Walking Weekend

I spent last weekend away from my family. I left the Spouse and the kids at home and headed north in my hiking boots. When I told people at church that I was going, the response was twofold: “Without the kids?” and “Good for you!” And often both responses delivered one after the other.

And it was good for me.

It was to be a weekend of three–me and two friends. We’ve been friends for years. We met as teenagers working together at a Presbyterian camp. I grew up going to that camp and happily graduated in time to staff status. J. had come from another camp to work, having found us on the internet, and the third of us, the English girl E., had fallen in our laps, pennies from heaven due to a family connection. She now lives in Sheffield, and we two Canadians living in London and far from home are delighted to have such a good friend on the same small island. We’d been planning this trio weekend ever since I arrived in the UK but, through bad luck and troubles, J. had to stay home and work, so we were only two. Still, I was keen to go. I wanted to see E. of course, and to see Sheffield again and to explore the Peak District. I needed some time to stretch my legs. Although you can walk miles in London, the crowds do slow one’s pace, and there isn’t much horizon to be seen at all.

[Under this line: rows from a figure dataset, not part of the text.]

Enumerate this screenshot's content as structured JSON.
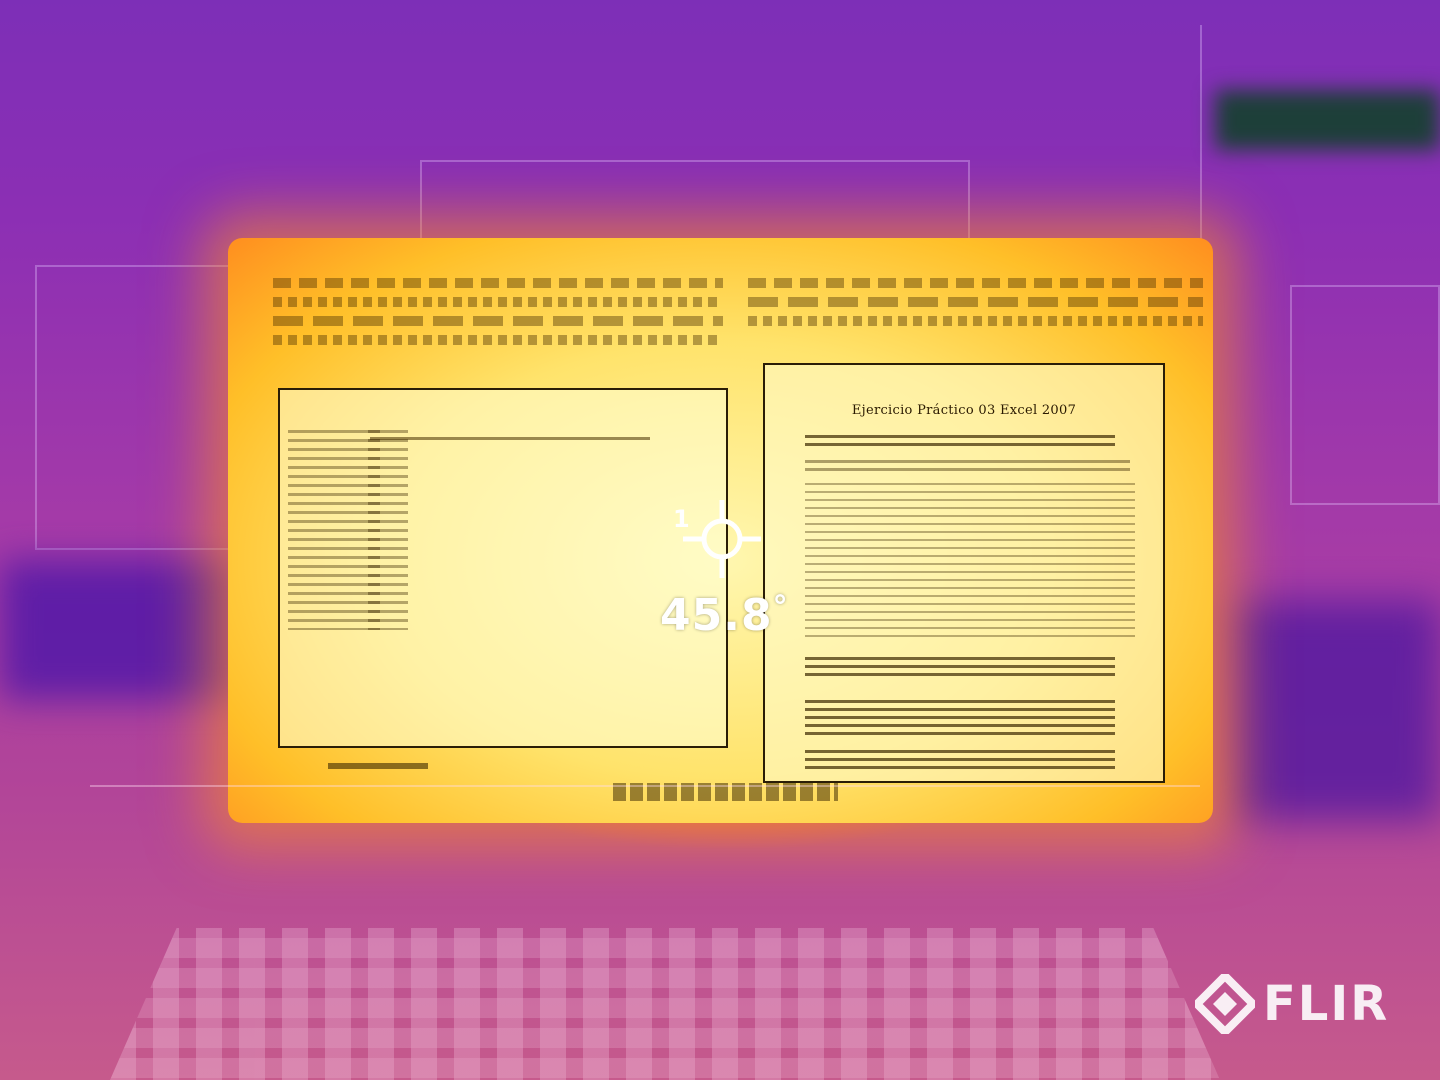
{
  "overlay": {
    "spot_index": "1",
    "temperature_value": "45.8",
    "temperature_unit": "°",
    "brand": "FLIR"
  },
  "screen": {
    "document_title": "Ejercicio Práctico 03 Excel 2007"
  },
  "icons": {
    "crosshair": "crosshair-icon",
    "logo": "flir-diamond-icon"
  },
  "palette": {
    "hot": "#fff7b0",
    "warm": "#ffbf28",
    "mid": "#c65a8c",
    "cool": "#7d2fb7"
  }
}
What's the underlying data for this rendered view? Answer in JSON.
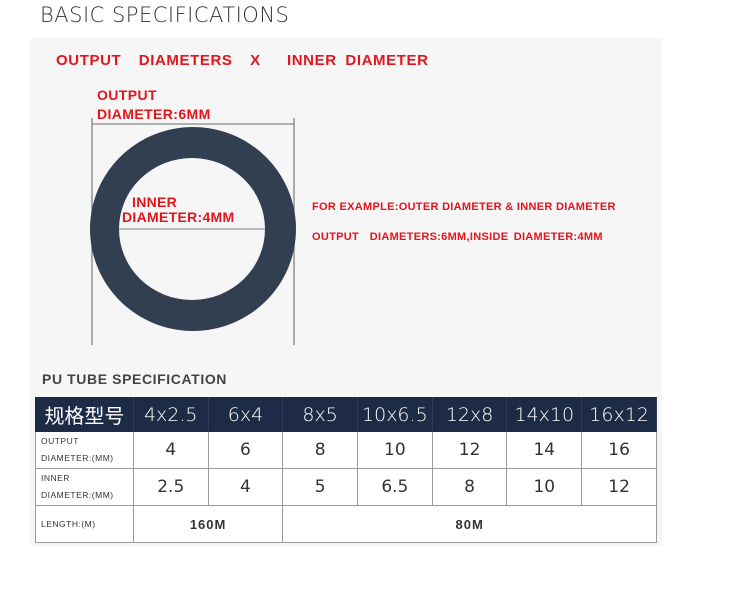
{
  "page_title": "BASIC SPECIFICATIONS",
  "diagram": {
    "heading": "OUTPUT  DIAMETERS  X   INNER DIAMETER",
    "output_label_1": "OUTPUT",
    "output_label_2": "DIAMETER:6MM",
    "inner_label_1": "INNER",
    "inner_label_2": "DIAMETER:4MM",
    "example_1": "FOR EXAMPLE:OUTER DIAMETER & INNER DIAMETER",
    "example_2": "OUTPUT  DIAMETERS:6MM,INSIDE DIAMETER:4MM",
    "ring_color": "#323f50",
    "label_color": "#e3141b"
  },
  "table": {
    "title": "PU TUBE SPECIFICATION",
    "header_label": "规格型号",
    "models": [
      "4x2.5",
      "6x4",
      "8x5",
      "10x6.5",
      "12x8",
      "14x10",
      "16x12"
    ],
    "output_label_1": "OUTPUT",
    "output_label_2": "DIAMETER:(MM)",
    "output_values": [
      "4",
      "6",
      "8",
      "10",
      "12",
      "14",
      "16"
    ],
    "inner_label_1": "INNER",
    "inner_label_2": "DIAMETER:(MM)",
    "inner_values": [
      "2.5",
      "4",
      "5",
      "6.5",
      "8",
      "10",
      "12"
    ],
    "length_label": "LENGTH:(M)",
    "length_values": [
      "160M",
      "80M"
    ],
    "header_color": "#1d2b47"
  }
}
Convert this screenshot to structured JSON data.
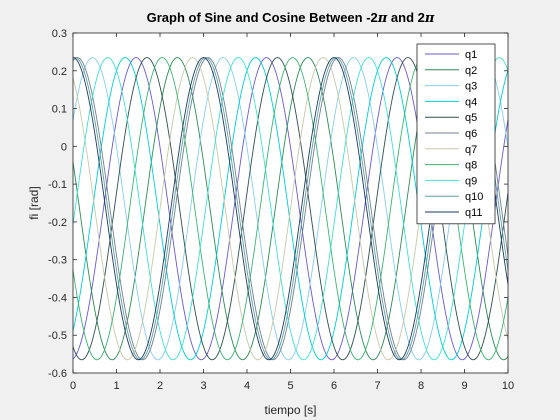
{
  "chart_data": {
    "type": "line",
    "title": "Graph of Sine and Cosine Between -2π and 2π",
    "xlabel": "tiempo [s]",
    "ylabel": "fi [rad]",
    "xlim": [
      0,
      10
    ],
    "ylim": [
      -0.6,
      0.3
    ],
    "xticks": [
      "0",
      "1",
      "2",
      "3",
      "4",
      "5",
      "6",
      "7",
      "8",
      "9",
      "10"
    ],
    "yticks": [
      "-0.6",
      "-0.5",
      "-0.4",
      "-0.3",
      "-0.2",
      "-0.1",
      "0",
      "0.1",
      "0.2",
      "0.3"
    ],
    "grid": false,
    "legend_position": "top-right",
    "series": [
      {
        "name": "q1",
        "color": "#6a5acd",
        "wave": {
          "center": -0.165,
          "amplitude": 0.4,
          "period": 3.0,
          "peak_x": 1.45
        }
      },
      {
        "name": "q2",
        "color": "#2e8b57",
        "wave": {
          "center": -0.165,
          "amplitude": 0.4,
          "period": 3.0,
          "peak_x": 2.4
        }
      },
      {
        "name": "q3",
        "color": "#87ceeb",
        "wave": {
          "center": -0.165,
          "amplitude": 0.4,
          "period": 3.0,
          "peak_x": 0.45
        }
      },
      {
        "name": "q4",
        "color": "#00ced1",
        "wave": {
          "center": -0.165,
          "amplitude": 0.4,
          "period": 3.0,
          "peak_x": 1.2
        }
      },
      {
        "name": "q5",
        "color": "#2f4f4f",
        "wave": {
          "center": -0.165,
          "amplitude": 0.4,
          "period": 3.0,
          "peak_x": 1.7
        }
      },
      {
        "name": "q6",
        "color": "#708090",
        "wave": {
          "center": -0.165,
          "amplitude": 0.4,
          "period": 3.0,
          "peak_x": 0.1
        }
      },
      {
        "name": "q7",
        "color": "#c8c8a9",
        "wave": {
          "center": -0.165,
          "amplitude": 0.4,
          "period": 3.0,
          "peak_x": 2.75
        }
      },
      {
        "name": "q8",
        "color": "#3cb371",
        "wave": {
          "center": -0.165,
          "amplitude": 0.4,
          "period": 3.0,
          "peak_x": 2.05
        }
      },
      {
        "name": "q9",
        "color": "#40e0d0",
        "wave": {
          "center": -0.165,
          "amplitude": 0.4,
          "period": 3.0,
          "peak_x": 0.8
        }
      },
      {
        "name": "q10",
        "color": "#5f9ea0",
        "wave": {
          "center": -0.165,
          "amplitude": 0.4,
          "period": 3.0,
          "peak_x": 3.05
        }
      },
      {
        "name": "q11",
        "color": "#1f3a5f",
        "wave": {
          "center": -0.165,
          "amplitude": 0.4,
          "period": 3.0,
          "peak_x": 0.0
        }
      }
    ]
  }
}
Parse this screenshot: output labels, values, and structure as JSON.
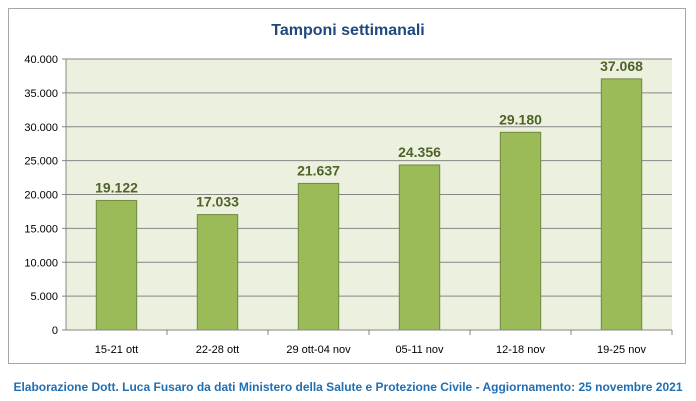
{
  "chart_data": {
    "type": "bar",
    "title": "Tamponi settimanali",
    "categories": [
      "15-21 ott",
      "22-28 ott",
      "29 ott-04 nov",
      "05-11 nov",
      "12-18 nov",
      "19-25 nov"
    ],
    "values": [
      19122,
      17033,
      21637,
      24356,
      29180,
      37068
    ],
    "data_labels": [
      "19.122",
      "17.033",
      "21.637",
      "24.356",
      "29.180",
      "37.068"
    ],
    "y_ticks": [
      0,
      5000,
      10000,
      15000,
      20000,
      25000,
      30000,
      35000,
      40000
    ],
    "y_tick_labels": [
      "0",
      "5.000",
      "10.000",
      "15.000",
      "20.000",
      "25.000",
      "30.000",
      "35.000",
      "40.000"
    ],
    "ylim": [
      0,
      40000
    ],
    "xlabel": "",
    "ylabel": "",
    "grid": true,
    "legend": "none",
    "colors": {
      "bar_fill": "#9bbb59",
      "bar_stroke": "#71893f",
      "plot_background": "#ebf1de",
      "grid": "#868686",
      "data_label": "#4f6228",
      "title": "#1f497d",
      "footer": "#1f6fb2"
    }
  },
  "footer": {
    "text": "Elaborazione Dott. Luca Fusaro da dati Ministero della Salute e Protezione Civile - Aggiornamento: 25 novembre 2021"
  }
}
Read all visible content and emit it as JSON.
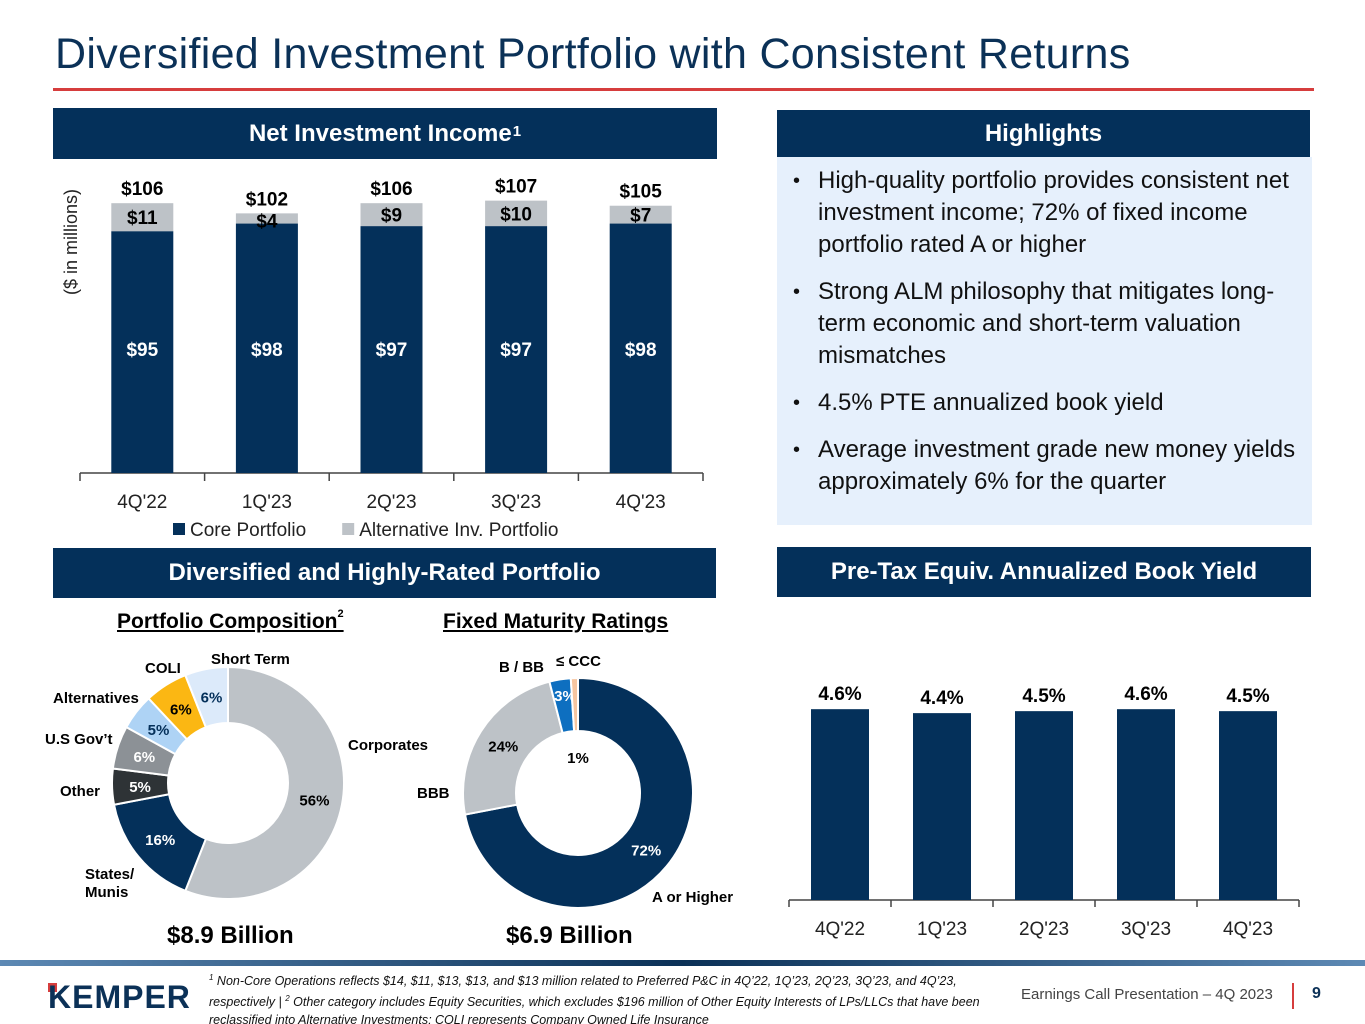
{
  "title": "Diversified Investment Portfolio with Consistent Returns",
  "sections": {
    "nii_header": "Net Investment Income",
    "nii_header_sup": "1",
    "highlights_header": "Highlights",
    "portfolio_header": "Diversified and Highly-Rated Portfolio",
    "yield_header": "Pre-Tax Equiv. Annualized Book Yield"
  },
  "highlights": [
    {
      "bullet": "•",
      "text": "High-quality portfolio provides consistent net investment income; 72% of fixed income portfolio rated A or higher"
    },
    {
      "bullet": "•",
      "text": "Strong ALM philosophy that mitigates long-term economic and short-term valuation mismatches"
    },
    {
      "bullet": "•",
      "text": "4.5% PTE annualized book yield"
    },
    {
      "bullet": "•",
      "text": "Average investment grade new money yields approximately 6% for the quarter"
    }
  ],
  "colors": {
    "navy": "#04305a",
    "light_gray": "#bdc2c7",
    "accent_red": "#d63d3d",
    "highlight_bg": "#e6f0fc"
  },
  "chart_data": [
    {
      "id": "nii",
      "type": "bar",
      "stacked": true,
      "title": "Net Investment Income",
      "ylabel": "($ in millions)",
      "xlabel": "",
      "categories": [
        "4Q'22",
        "1Q'23",
        "2Q'23",
        "3Q'23",
        "4Q'23"
      ],
      "series": [
        {
          "name": "Core Portfolio",
          "color": "#04305a",
          "values": [
            95,
            98,
            97,
            97,
            98
          ],
          "labels": [
            "$95",
            "$98",
            "$97",
            "$97",
            "$98"
          ]
        },
        {
          "name": "Alternative Inv. Portfolio",
          "color": "#bdc2c7",
          "values": [
            11,
            4,
            9,
            10,
            7
          ],
          "labels": [
            "$11",
            "$4",
            "$9",
            "$10",
            "$7"
          ]
        }
      ],
      "totals": [
        106,
        102,
        106,
        107,
        105
      ],
      "total_labels": [
        "$106",
        "$102",
        "$106",
        "$107",
        "$105"
      ],
      "ylim": [
        0,
        110
      ],
      "grid": false,
      "legend": "bottom"
    },
    {
      "id": "composition",
      "type": "pie",
      "donut": true,
      "title": "Portfolio Composition",
      "title_sup": "2",
      "total_label": "$8.9 Billion",
      "slices": [
        {
          "name": "Corporates",
          "value": 56,
          "label": "56%",
          "color": "#bdc2c7",
          "text_color": "#000000"
        },
        {
          "name": "States/ Munis",
          "value": 16,
          "label": "16%",
          "color": "#04305a",
          "text_color": "#ffffff"
        },
        {
          "name": "Other",
          "value": 5,
          "label": "5%",
          "color": "#2e3336",
          "text_color": "#ffffff"
        },
        {
          "name": "U.S Gov’t",
          "value": 6,
          "label": "6%",
          "color": "#8c9196",
          "text_color": "#ffffff"
        },
        {
          "name": "Alternatives",
          "value": 5,
          "label": "5%",
          "color": "#aed3f5",
          "text_color": "#04305a"
        },
        {
          "name": "COLI",
          "value": 6,
          "label": "6%",
          "color": "#fbb713",
          "text_color": "#000000"
        },
        {
          "name": "Short Term",
          "value": 6,
          "label": "6%",
          "color": "#dceafa",
          "text_color": "#04305a"
        }
      ]
    },
    {
      "id": "ratings",
      "type": "pie",
      "donut": true,
      "title": "Fixed Maturity Ratings",
      "total_label": "$6.9 Billion",
      "slices": [
        {
          "name": "A or Higher",
          "value": 72,
          "label": "72%",
          "color": "#04305a",
          "text_color": "#ffffff"
        },
        {
          "name": "BBB",
          "value": 24,
          "label": "24%",
          "color": "#bdc2c7",
          "text_color": "#000000"
        },
        {
          "name": "B / BB",
          "value": 3,
          "label": "3%",
          "color": "#0e6fc0",
          "text_color": "#ffffff"
        },
        {
          "name": "≤ CCC",
          "value": 1,
          "label": "1%",
          "color": "#f6c5a0",
          "text_color": "#000000"
        }
      ]
    },
    {
      "id": "yield",
      "type": "bar",
      "title": "Pre-Tax Equiv. Annualized Book Yield",
      "categories": [
        "4Q'22",
        "1Q'23",
        "2Q'23",
        "3Q'23",
        "4Q'23"
      ],
      "values": [
        4.6,
        4.4,
        4.5,
        4.6,
        4.5
      ],
      "labels": [
        "4.6%",
        "4.4%",
        "4.5%",
        "4.6%",
        "4.5%"
      ],
      "color": "#04305a",
      "xlabel": "",
      "ylabel": "",
      "ylim": [
        0,
        4.9
      ],
      "grid": false
    }
  ],
  "footer": {
    "logo_text": "KEMPER",
    "footnote_1_sup": "1",
    "footnote_1": " Non-Core Operations reflects $14, $11, $13, $13, and $13 million related to Preferred P&C in 4Q’22, 1Q’23, 2Q’23, 3Q’23, and 4Q’23, respectively | ",
    "footnote_2_sup": "2",
    "footnote_2": " Other category includes Equity Securities, which excludes $196 million of Other Equity Interests of LPs/LLCs that have been reclassified into Alternative Investments; COLI represents Company Owned Life Insurance",
    "presentation": "Earnings Call Presentation – 4Q 2023",
    "page": "9"
  }
}
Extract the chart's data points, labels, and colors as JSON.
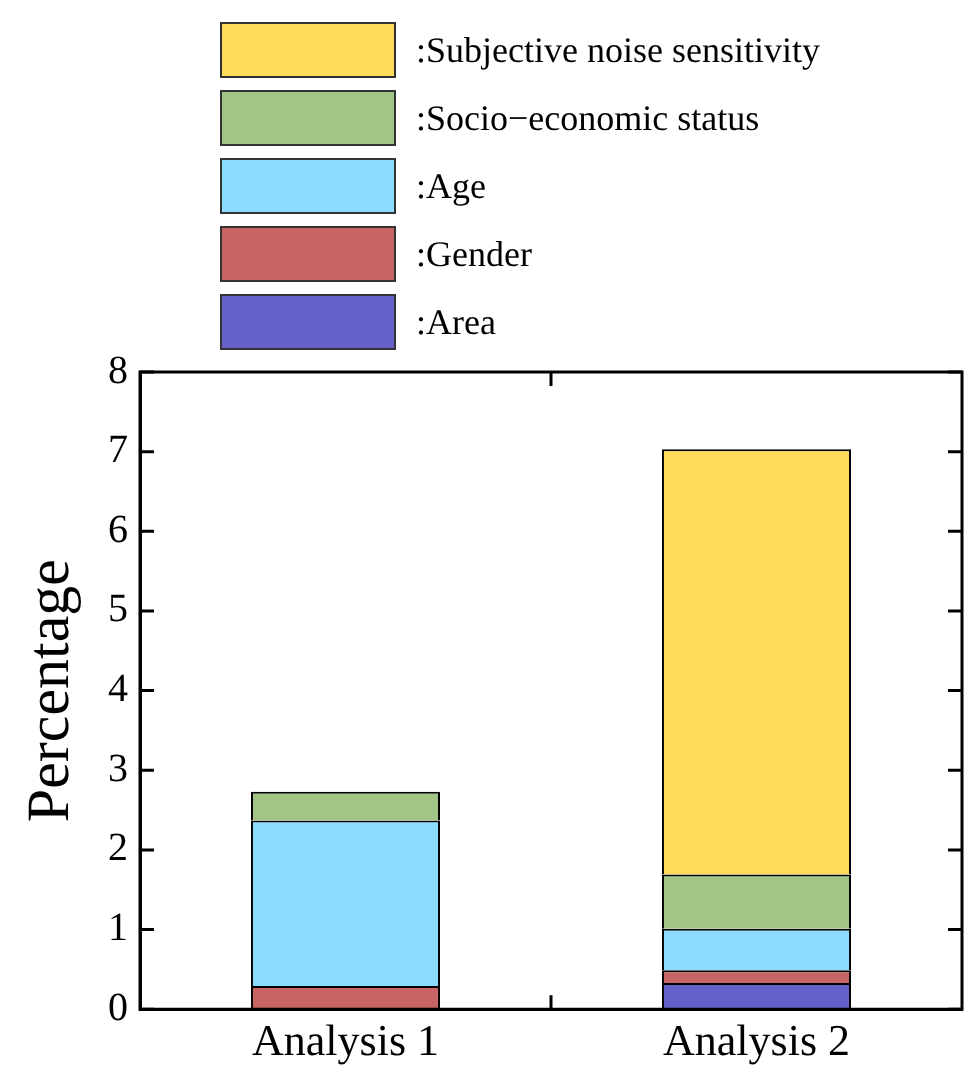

On Saturday morning, the alarm went early, and it was entirely effort that got me out of bed. I tried not to think, just to let the body move and get going. The family partially roused themselves to give sleepy goodbyes, which was a good thing. (The Spouse and I had discussed the possible horrors he’d face in the morning from the children if I just vanished in the night.) They waved groggily out the window, still pyjamaed and wrapped in their quilts, and on their way back to bed.

I marched down to the station, shouldering my computer bag, crammed with a change of clothes, a spare pair of shoes, a flask of coffee, and some work to get done on the train. The train left from the nonsensically-named platform 0 just after 7 a.m., north past the waking streets and into the brightening countryside beyond.  The light was poetic on the hills, and each town we passed through looked perfect that morning. I did manage to get a bit of work done, but perhaps the real work wasn’t typing away at this keyboard, but breathing in the space between home and away.

By the time I got to Sheffield, I was ready for walking. Or mainly ready. E. saw that I could stand a wee bit more fortification in the form of homemade fruitcake (fantastic) and tea (crucial), as she made up some sandwiches for our later al fresco lunch.  Then, back in the car and away we went, off to the hills and beyond. We walked all day, through all kinds of terrain–marching up hillside tracks, scrambling up a rocky river (rather like reverse rapids, I thought, without the canoe), across a high, wet and peaty expanse where we got thoroughly muddy and proud of our (read: her) navigational skills, over a strange stony stretch with endless views in all directions, down hills and hills again into a green English (and I drove my English friend mad by using that as an adjective–but it was so … English!) valley, following the sheep down and down the road until we got to the pub at the end. Where, of course, we continued the now-years’ long conversation about life and God, love and changes, church and work, longing and where the green grass grows longest.  It is good to have solid friends.

I’ve read of ministers who make a point of taking time away each year, a weekend or maybe a week, with a colleague from their seminary days. This kind of mini-sabbatical can be a time of reading and reflecting, sharing and talking and just blathering, too, I imagine. Professional development at its most vital. Maybe ex-camp counsellors like us need to take time to head for the hills together. Wilderness is necessary as a place to stretch, a place where you can see a long way.  And old friends are like that, too. They remind you of who you were and who you are. They listen when you talk about everything and nothing. And they make you listen, too.

So, thanks for all the walking, E. It was wonderful and necessary, wasn’t it? As the poet Simon Armitage wrote, you never come back from a walk feeling worse.

And thanks, too, my Spouse, for making that break possible, and Beangirl and Blue, for being good while I was away.

Because mothers need sabbaticals, too.